Industry bias in clinical trials
We
have become used to finding potential sources of bias in clinical trials. What
we find is usually empirical evidence of bias from some examples, and then we
look for the possibility that bias from that particular source might be
affecting other results we are considering. If there is sufficient information,
we might test whether that bias exists in our data using a sensitivity
analysis. As a simple example, we might test randomised or double blind studies
against those that are not randomised or double blind.
Industry bias
The
majority of clinical and laboratory work undertaken is funded by industry,
small or large. Concerns have been expressed about whether this can lead to
bias, and there is a considerable, if somewhat confused, literature. In part
this is because at least two possible issues come under this heading:
- Marketing bias. Companies want to present their products in the best possible light, and will be selective about what they say. This applies to small spin-offs looking for development capital, to large organisations seeking to market new pharmaceuticals, tests, or devices.
- Sponsorship bias. Narrowly defined, this is whether the source of funding for a clinical trial affects the results of the clinical trials in a systematic way.
The
existence of marketing bias would be conceded universally. It is part of the
world we work in. You don't see adverts, for instance, saying that
margarine tastes worse than butter. Every book on the bookstand is an
international best seller.
Whether
sponsorship bias exists, though, is another matter. Although there have been
many reviews claiming the existence of industry bias, these have typically made
a heap of what they could find, irrespective of criteria of quality, validity,
and size, and have typically not compared like with like. A new systematic
review [1] is possibly the first to look specifically at whether sponsorship
bias exists in clinical trials, and gives a useful summary of some of the
reviews that claim to have found industry bias.
Review
The
review used existing meta-analyses of high quality acute pain and migraine
interventions, which had chosen randomised and double blind trials that were
valid, used a defined dose, and used consistent methods, had the same outcomes
measured over the same time, and where there was a large amount of information.
These were oral aspirin 600/650 mg, paracetamol 1000 mg, ibuprofen 400 mg and
rofecoxib 50 mg in acute pain, and oral sumatriptan 100 mg and 50 mg for
migraine; all were compared with placebo.
The
intention was to compare efficacy in trials sponsored by for-profit
organisations with those without for-profit sponsorship.
Results
Of
176 individual trials, only two could be identified as being definitely
sponsored by non-profit sources, compared with 144 sponsored by for-profit
sources. No statement was made in 31 trials.
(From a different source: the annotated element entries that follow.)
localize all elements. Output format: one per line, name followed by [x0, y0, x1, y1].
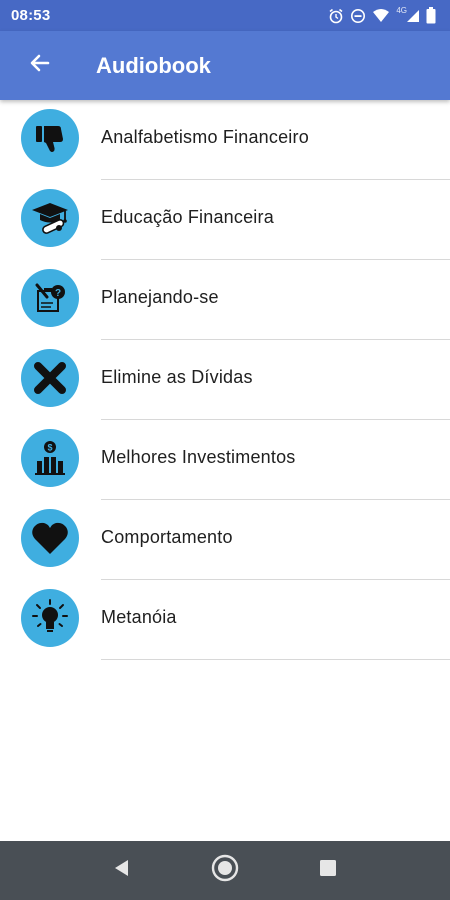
- navigation-bar: [0, 841, 450, 900]
- item-label: Analfabetismo Financeiro: [101, 127, 309, 147]
- list-item-comportamento[interactable]: Comportamento: [0, 500, 450, 580]
- list-item-planejando-se[interactable]: ? Planejando-se: [0, 260, 450, 340]
- divider: [101, 659, 450, 660]
- back-button[interactable]: [0, 31, 82, 100]
- planning-clipboard-icon: ?: [21, 269, 79, 327]
- list-item-metanoia[interactable]: Metanóia: [0, 580, 450, 660]
- status-bar: 08:53 4G: [0, 0, 450, 31]
- alarm-icon: [328, 8, 344, 24]
- wifi-icon: [372, 8, 390, 24]
- recents-square-icon: [318, 858, 338, 883]
- battery-icon: [426, 7, 436, 24]
- app-bar: Audiobook: [0, 31, 450, 100]
- audiobook-list: Analfabetismo Financeiro Educação Financ…: [0, 100, 450, 660]
- do-not-disturb-icon: [350, 8, 366, 24]
- investment-chart-icon: $: [21, 429, 79, 487]
- list-item-analfabetismo-financeiro[interactable]: Analfabetismo Financeiro: [0, 100, 450, 180]
- item-label: Educação Financeira: [101, 207, 274, 227]
- home-circle-icon: [211, 854, 239, 887]
- network-type-label: 4G: [396, 6, 407, 15]
- cellular-signal-icon: [406, 9, 420, 23]
- item-label: Planejando-se: [101, 287, 219, 307]
- item-label: Elimine as Dívidas: [101, 367, 253, 387]
- nav-home-button[interactable]: [205, 851, 245, 891]
- svg-text:$: $: [47, 443, 52, 453]
- page-title: Audiobook: [96, 52, 211, 78]
- status-time: 08:53: [11, 7, 51, 24]
- arrow-back-icon: [28, 51, 52, 80]
- list-item-educacao-financeira[interactable]: Educação Financeira: [0, 180, 450, 260]
- back-triangle-icon: [112, 858, 132, 883]
- item-label: Metanóia: [101, 607, 177, 627]
- x-mark-icon: [21, 349, 79, 407]
- list-item-elimine-as-dividas[interactable]: Elimine as Dívidas: [0, 340, 450, 420]
- graduation-cap-icon: [21, 189, 79, 247]
- heart-icon: [21, 509, 79, 567]
- svg-text:?: ?: [55, 288, 61, 299]
- lightbulb-icon: [21, 589, 79, 647]
- list-item-melhores-investimentos[interactable]: $ Melhores Investimentos: [0, 420, 450, 500]
- nav-back-button[interactable]: [102, 851, 142, 891]
- thumbs-down-icon: [21, 109, 79, 167]
- nav-recents-button[interactable]: [308, 851, 348, 891]
- status-icons: 4G: [328, 6, 436, 24]
- item-label: Comportamento: [101, 527, 233, 547]
- item-label: Melhores Investimentos: [101, 447, 296, 467]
Clearly no comparison between
for-profit and not for-profit sponsorship was possible.
An
alternative strategy was used (Figure 1). In the 143 for-profit trials, a
distinction was made between trials where a drug was being used as a test, or
as a comparator. The argument was that if bias existed, there would be
conflicts of interest within industry-sponsored trials. The bias should act to
maximise efficacy when a drug was used as the test drug (the aim being to make
it look as good as possible), and to minimise efficacy when the same drug was
used as a comparator (the aim being to minimise efficacy compared to a second,
newer, test drug).
Figure 1: Strategy for examining the existence of differential sponsorship bias in randomised trials in acute pain and migraine where source of sponsorship was definite
When
this strategy was applied to four analgesics in acute pain trials, no
difference in efficacy was found (Figure 2) as measured by the NNT for at least
half pain relief over 4-6 hours compared with placebo. For sumatriptan in acute
migraine, there were no consistent differences at 50 mg or 100 mg, for three
different outcomes.
Figure 2: NNT for four analgesics in identical randomised, double blind acute pain trials reporting the same outcome over the same period of time, where drug was used as test or comparator
Comment
The
conclusion here was that the only way of testing these studies was to look for
differential sponsorship bias. When sought, no bias was found. It looks very
much as if for-profit industry sponsorship does not influence the outcome of
good quality, randomised trials in acute pain and migraine. There are also
examples of large, high quality for-profit and not for-profit sponsorship
trials of statins and finasteride giving essentially the same result.
This
is very good news, and should be looked at in other areas. Had differential
sponsorship bias been found, it would mean that we would probably not be able
to trust randomised trials, since almost all have for-profit sponsorship. That
would have been a bit of a blow.
The
paper [1] gives examples, though, of marketing bias, where individual trials
with particular beneficial characteristics were picked out for special
marketing attention. The lesson is to treat all sources of information,
industry or other, as if they were used car salespeople trying to sell you a
dud. Ask for the evidence, and accept only good evidence, not airy-fairy
nonsense about contented customers. If they can't show it, it may be because
there isn't any. Never mind the shine, look for the quality.
Reference:
- J Barden et al. Bias from industry trial funding? A framework, a suggested approach, and a negative result. Pain 2006 121: 207-218.